“Eu queria muito ser a preta diferente. Negava a minha negritude a todo o custo. Só me esquecia que a preta diferente que eu me esforçava arduamente para ser ainda era uma preta. No mar de branquitude eu sou a gota que destoa. A pele. O cabelo. O apelido. A ancestralidade. Ainda estava lá tudo. E gritava. Bem alto.”
No meu tempo, há 20 anos atrás, ser-se criança e ser-se negro em Portugal era como enfrentar um leão grande e forte dia sim, dia não. O primeiro que enfrentei foi no jardim de infância, porque me colocavam de parte nas brincadeiras. Quando finalmente me chamavam para brincar às famílias era para ser a criada. Na altura eu não entendia bem o porquê, então só aceitava.
Uma vez, no auge dos meus 20 e poucos anos, eu li algures a pergunta “Tu és tímida ou foste silenciada?”
Hoje, eu sei que fui silenciada.
Em casa, fui instruída a não arranjar sarilhos, porque já era muito difícil ser-se respeitado e conquistar coisas quando se tinha a pele mais escura. Na escola, não me era dada a vez para SER. Era demasiado pequena para perceber o que se passava e talvez por isso tenha aprendido e calar a boca, a não ripostar, a não dar nas vistas, a agradar. Aprendi que para ser tolerada tinha que baixar a cabeça e responder aos comentários menos simpáticos com um sorriso nervoso para ainda assim ser subestimada. Aceitei que me amassem pouco e aprendi a amar(-me) pouco: eu, o meu cabelo, o meu background cultural, os meus traços e o meu tom de pele.

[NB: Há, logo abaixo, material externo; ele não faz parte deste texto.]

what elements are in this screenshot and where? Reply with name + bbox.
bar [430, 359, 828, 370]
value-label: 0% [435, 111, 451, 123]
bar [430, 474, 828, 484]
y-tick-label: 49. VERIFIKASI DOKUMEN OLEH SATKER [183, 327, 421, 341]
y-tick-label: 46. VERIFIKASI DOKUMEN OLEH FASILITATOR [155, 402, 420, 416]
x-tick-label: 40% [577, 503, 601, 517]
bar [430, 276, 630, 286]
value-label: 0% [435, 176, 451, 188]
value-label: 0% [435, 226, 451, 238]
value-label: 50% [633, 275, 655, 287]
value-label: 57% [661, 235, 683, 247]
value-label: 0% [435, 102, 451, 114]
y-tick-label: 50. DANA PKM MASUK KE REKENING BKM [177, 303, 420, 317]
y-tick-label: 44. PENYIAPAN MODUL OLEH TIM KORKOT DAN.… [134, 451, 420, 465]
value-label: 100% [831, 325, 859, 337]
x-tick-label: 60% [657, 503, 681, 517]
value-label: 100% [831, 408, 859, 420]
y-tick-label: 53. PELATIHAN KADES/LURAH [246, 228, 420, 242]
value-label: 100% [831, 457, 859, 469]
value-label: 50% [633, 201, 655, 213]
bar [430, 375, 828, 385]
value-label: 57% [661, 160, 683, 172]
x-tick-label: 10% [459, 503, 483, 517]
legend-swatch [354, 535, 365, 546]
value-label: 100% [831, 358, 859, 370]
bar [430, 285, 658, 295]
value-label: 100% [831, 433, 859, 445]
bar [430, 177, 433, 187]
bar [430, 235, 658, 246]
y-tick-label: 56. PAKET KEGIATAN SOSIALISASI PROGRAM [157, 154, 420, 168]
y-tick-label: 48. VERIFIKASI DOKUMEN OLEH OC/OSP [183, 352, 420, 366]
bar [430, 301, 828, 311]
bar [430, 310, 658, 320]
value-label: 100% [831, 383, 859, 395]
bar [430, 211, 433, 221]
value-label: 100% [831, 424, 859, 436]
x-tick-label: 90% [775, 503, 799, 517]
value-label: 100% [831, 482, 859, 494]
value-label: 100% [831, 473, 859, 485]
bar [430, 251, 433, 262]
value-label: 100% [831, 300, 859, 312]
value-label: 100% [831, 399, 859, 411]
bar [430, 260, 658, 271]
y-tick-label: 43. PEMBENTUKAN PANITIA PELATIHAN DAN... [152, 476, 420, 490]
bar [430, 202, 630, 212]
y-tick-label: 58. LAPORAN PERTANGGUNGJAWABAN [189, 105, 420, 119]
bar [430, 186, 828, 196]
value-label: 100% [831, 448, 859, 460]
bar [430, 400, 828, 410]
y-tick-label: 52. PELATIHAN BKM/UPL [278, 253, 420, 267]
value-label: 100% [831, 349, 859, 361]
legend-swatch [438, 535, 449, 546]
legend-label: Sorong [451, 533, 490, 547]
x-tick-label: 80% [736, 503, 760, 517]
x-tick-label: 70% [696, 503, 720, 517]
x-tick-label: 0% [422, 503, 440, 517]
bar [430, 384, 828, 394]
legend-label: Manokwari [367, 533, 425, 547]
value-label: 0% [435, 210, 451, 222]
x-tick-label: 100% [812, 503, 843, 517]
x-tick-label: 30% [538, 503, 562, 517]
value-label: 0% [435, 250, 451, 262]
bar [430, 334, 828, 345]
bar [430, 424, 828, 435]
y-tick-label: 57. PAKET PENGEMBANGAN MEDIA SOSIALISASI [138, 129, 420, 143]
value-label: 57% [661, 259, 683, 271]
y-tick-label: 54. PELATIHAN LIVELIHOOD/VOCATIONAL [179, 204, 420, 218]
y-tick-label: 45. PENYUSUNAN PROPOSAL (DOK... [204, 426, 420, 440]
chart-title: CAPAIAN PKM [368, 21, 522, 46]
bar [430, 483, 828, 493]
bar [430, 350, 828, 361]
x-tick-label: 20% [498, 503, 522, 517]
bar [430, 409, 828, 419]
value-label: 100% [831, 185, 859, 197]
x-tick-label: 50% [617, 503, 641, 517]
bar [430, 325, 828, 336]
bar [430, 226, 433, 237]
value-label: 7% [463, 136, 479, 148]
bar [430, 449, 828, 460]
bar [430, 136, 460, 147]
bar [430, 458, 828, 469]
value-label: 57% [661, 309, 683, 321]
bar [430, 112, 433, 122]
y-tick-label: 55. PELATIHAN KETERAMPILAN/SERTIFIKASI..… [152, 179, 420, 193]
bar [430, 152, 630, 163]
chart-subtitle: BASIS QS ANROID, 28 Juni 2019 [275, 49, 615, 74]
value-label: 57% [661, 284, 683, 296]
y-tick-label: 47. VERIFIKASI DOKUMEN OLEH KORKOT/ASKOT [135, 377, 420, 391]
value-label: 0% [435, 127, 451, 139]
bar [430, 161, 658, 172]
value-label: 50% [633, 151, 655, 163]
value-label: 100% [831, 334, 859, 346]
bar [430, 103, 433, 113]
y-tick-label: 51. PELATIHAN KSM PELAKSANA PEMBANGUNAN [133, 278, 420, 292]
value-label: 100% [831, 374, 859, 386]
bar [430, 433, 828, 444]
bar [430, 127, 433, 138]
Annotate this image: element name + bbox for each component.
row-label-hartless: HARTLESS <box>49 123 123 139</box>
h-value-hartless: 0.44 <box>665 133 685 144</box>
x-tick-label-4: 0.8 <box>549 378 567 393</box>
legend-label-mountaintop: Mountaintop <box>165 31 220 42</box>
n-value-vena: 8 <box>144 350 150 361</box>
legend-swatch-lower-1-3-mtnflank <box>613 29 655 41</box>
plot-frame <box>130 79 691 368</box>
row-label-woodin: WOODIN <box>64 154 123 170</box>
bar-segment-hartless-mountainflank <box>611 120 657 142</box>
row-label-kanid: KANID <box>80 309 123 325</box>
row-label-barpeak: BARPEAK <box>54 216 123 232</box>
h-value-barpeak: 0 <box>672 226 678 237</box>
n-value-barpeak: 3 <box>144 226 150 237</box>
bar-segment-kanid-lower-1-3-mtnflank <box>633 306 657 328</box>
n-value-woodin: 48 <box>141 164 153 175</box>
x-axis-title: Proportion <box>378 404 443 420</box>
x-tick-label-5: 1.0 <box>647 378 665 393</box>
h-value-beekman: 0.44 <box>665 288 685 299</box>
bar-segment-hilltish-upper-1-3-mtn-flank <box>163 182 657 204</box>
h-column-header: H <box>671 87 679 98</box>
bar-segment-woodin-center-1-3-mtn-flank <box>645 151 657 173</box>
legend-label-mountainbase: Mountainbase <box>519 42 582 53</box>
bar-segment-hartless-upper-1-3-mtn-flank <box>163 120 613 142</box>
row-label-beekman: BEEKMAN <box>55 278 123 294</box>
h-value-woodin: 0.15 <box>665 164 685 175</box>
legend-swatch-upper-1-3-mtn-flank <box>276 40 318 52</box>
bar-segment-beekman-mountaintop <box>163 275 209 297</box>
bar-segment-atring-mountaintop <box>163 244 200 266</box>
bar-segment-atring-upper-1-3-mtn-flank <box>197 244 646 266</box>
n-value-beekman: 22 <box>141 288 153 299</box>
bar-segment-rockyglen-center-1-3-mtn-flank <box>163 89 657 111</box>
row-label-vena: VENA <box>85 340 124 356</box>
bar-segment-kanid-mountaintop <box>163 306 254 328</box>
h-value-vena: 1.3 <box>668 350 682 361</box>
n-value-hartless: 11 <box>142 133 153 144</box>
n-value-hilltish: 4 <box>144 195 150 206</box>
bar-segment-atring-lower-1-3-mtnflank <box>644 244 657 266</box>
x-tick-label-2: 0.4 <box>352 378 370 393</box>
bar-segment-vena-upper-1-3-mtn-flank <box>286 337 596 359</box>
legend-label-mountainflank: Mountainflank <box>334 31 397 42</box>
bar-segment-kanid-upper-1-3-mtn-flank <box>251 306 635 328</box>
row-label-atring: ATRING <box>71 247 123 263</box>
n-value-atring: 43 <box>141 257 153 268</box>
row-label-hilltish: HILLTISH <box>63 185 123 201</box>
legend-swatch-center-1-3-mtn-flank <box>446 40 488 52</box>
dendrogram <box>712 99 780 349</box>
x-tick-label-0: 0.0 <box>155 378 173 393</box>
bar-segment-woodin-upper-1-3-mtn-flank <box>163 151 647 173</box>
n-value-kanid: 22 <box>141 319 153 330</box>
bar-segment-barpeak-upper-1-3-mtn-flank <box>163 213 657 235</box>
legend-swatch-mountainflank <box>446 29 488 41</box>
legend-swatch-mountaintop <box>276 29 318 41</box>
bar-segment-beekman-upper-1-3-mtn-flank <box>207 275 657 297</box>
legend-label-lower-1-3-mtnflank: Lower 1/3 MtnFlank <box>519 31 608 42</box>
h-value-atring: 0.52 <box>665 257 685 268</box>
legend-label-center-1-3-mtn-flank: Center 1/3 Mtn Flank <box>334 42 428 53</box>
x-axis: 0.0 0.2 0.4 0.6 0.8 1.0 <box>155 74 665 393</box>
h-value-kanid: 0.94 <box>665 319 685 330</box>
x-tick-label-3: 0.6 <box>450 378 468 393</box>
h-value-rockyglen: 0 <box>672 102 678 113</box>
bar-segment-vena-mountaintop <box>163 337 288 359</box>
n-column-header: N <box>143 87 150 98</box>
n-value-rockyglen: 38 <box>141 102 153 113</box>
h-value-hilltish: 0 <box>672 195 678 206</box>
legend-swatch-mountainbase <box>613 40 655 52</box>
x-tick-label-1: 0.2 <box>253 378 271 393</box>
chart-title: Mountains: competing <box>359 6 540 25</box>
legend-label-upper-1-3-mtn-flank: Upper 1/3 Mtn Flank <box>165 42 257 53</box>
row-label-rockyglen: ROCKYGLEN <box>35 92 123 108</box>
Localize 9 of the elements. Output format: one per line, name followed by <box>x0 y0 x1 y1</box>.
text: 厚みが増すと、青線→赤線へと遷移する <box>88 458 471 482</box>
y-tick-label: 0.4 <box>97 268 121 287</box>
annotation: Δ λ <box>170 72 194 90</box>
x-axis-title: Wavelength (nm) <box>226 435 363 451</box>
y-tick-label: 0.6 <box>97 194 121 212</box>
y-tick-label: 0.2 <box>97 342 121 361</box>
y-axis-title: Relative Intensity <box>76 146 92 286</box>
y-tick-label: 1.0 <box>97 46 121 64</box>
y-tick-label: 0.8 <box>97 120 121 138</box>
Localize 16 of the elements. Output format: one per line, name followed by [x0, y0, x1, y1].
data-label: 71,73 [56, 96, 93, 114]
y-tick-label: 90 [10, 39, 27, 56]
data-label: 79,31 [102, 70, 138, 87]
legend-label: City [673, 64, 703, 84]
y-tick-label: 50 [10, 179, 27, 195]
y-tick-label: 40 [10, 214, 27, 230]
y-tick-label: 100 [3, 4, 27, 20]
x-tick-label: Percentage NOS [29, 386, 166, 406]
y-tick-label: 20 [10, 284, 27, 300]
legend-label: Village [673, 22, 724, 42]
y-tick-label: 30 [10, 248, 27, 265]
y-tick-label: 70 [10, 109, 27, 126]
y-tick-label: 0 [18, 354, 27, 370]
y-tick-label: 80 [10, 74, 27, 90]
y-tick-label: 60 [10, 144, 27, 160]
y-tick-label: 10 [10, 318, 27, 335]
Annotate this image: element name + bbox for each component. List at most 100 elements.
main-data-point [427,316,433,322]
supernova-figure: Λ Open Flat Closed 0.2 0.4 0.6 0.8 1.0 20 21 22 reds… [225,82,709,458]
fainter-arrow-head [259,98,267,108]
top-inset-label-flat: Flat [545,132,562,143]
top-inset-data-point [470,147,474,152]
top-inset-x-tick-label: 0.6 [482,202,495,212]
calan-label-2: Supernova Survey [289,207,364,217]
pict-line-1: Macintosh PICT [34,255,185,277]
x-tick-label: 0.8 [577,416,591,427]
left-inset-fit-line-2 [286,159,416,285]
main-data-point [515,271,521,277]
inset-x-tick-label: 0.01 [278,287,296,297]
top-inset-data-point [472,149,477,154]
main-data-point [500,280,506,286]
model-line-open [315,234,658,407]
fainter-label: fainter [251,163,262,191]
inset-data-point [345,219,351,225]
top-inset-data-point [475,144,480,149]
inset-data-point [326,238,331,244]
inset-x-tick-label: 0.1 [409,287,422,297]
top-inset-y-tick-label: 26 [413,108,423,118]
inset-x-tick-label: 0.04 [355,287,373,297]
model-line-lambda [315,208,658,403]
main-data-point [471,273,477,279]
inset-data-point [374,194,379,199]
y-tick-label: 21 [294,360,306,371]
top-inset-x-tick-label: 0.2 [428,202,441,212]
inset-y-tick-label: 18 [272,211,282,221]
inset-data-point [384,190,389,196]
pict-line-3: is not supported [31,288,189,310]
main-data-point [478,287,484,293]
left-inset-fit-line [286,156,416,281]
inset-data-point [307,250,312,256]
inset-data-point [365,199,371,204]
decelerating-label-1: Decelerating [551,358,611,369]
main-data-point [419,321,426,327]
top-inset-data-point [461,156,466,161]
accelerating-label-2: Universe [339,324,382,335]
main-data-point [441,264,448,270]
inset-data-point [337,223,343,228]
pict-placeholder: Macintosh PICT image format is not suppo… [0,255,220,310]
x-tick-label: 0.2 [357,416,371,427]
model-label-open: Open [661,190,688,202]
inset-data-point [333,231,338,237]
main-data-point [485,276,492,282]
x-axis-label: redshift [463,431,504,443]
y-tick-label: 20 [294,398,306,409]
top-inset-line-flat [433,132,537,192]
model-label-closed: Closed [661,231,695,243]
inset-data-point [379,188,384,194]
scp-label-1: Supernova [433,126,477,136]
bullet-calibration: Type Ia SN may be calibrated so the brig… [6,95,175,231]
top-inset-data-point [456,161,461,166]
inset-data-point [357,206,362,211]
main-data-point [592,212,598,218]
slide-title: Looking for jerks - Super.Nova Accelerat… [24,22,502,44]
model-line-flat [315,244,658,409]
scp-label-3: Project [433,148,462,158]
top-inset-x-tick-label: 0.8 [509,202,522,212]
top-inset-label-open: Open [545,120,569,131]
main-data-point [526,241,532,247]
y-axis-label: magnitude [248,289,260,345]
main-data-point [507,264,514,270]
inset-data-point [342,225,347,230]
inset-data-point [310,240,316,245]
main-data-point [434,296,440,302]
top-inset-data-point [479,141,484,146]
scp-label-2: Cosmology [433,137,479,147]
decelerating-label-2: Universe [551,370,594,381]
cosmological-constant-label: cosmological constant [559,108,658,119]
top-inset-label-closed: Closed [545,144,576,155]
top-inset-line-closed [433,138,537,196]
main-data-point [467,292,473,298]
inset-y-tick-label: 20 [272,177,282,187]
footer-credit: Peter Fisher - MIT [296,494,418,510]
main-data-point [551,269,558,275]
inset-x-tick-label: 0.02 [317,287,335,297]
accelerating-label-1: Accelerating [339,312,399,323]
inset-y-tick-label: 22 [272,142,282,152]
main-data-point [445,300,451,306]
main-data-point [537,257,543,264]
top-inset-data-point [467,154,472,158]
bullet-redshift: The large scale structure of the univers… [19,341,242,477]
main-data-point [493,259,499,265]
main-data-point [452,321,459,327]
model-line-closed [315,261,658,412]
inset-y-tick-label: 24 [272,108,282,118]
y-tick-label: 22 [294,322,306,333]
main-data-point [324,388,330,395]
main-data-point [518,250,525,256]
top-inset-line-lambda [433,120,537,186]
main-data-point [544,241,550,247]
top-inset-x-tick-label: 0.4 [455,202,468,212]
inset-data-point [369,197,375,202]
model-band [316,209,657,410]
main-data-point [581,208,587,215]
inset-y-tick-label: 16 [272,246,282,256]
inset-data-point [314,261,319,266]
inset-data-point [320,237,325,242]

É que, sem perceber, tudo à minha volta gritava que eu era um erro. Não, isso não era dito com todas as letras, mas o que haveria de pensar uma criança negra que consome conteúdo onde não se vê, e quando se vê é de uma forma estereotipada e completamente irrealista? O racismo ensinou-me que o meu cabelo precisava ser alisado para eu parecer apresentável, que eu precisava ser o mais europeia possível para não me tornar uma piada exótica e para um dia conseguir um emprego, e que deveria ser mais clara para que os rapazes quisessem namorar comigo. “Sorte” a minha que pelo menos o português de Portugal eu falava bem. 20 anos depois, assassinei essa ideia e enterrei-a num lugar bem refundido na minha mente. Antes disso, neguei a minha negritude como pude. Anulei a minha identidade a pouco e pouco, até me tornar figurante da minha própria vida.
Levei 20 anos para perceber que fui ludibriada. Ficou a cicatriz (daquelas impossíveis de ignorar) e uma criança interior que continua a fazer perguntas e a pedir socorro.